Stage 1, depending on the location of the cancer in the colon and lymph nodes, the patient undergoes surgery just like Stage 0.
Stage 2 patients undergoes removing nearby lymph nodes, but depending on what the doctor says, the patent might have to undergo chemotherapy after surgery (if the cancer is at higher risk of coming back).
Stage 3, is where the cancer has spread all throughout the lymph nodes but not yet to other organs or body parts. When getting to this stage, Surgery is conducted on the colon and lymph nodes, then the doctor orders Chemotherapy to treat the colon cancer in the location needed.
Stage 4 patients only undergo surgery if it is for the prevention of the cancer, along with pain relief. If the pain continues with these two options, the doctor might recommend radiation therapy.

Symptom Control & Palliative Care

Although the control of the symptoms of cancer is not typically thought of as a treatment directed at the cancer, it is an important determinant of the quality of life of cancer patients, and plays an important role in the decision whether the patient is able to undergo other treatments.
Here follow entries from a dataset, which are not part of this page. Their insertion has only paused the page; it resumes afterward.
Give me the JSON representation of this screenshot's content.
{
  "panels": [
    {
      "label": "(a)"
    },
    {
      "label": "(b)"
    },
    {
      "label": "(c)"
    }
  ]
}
Although doctors generally have the therapeutic skills to reduce pain, Chemotherapy-induced nausea and vomiting, diarrhea, hemorrhage and other common problems in cancer patients, the multidisciplinary specialty of palliative care has arisen specifically in response to the symptom control needs of this group of patients.
Pain medication, to suppress nausea and vomiting, are used in patients with cancer-related symptoms.
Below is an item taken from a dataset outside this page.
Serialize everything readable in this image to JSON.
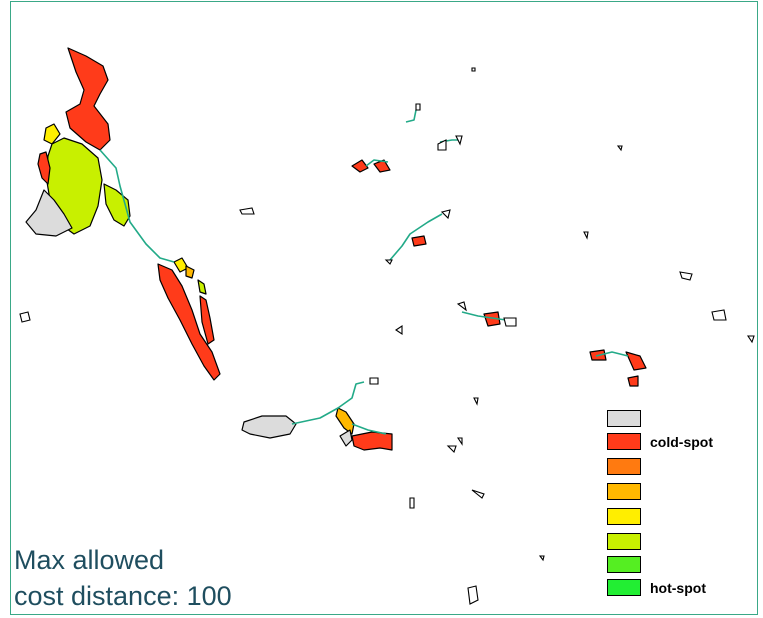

Cancer pain can be associated with continuing tissue damage due to the disease process or the treatment (i.e. surgery, radiation, chemotherapy). Although there is always a role for environmental factors and affective disturbances in the genesis of pain behaviors, these are not usually the predominant etiologic factors in patients with cancer pain. Some patients with severe pain associated with cancer are nearing the end of their lives, but in all cases palliative therapies should be used to control the pain. Issues such as social stigma of using opioids, work and functional status, and health care consumption can be concerns and may need to be addressed in order for the person to feel comfortable taking the medications required to control his or her symptoms. Historically, doctors were reluctant to prescribe narcotics to terminal cancer patients due to addiction and respiratory function suppression. The palliative care movement, a more recent offshoot of the hospice movement, has engendered more widespread support for preemptive pain treatment for cancer patients.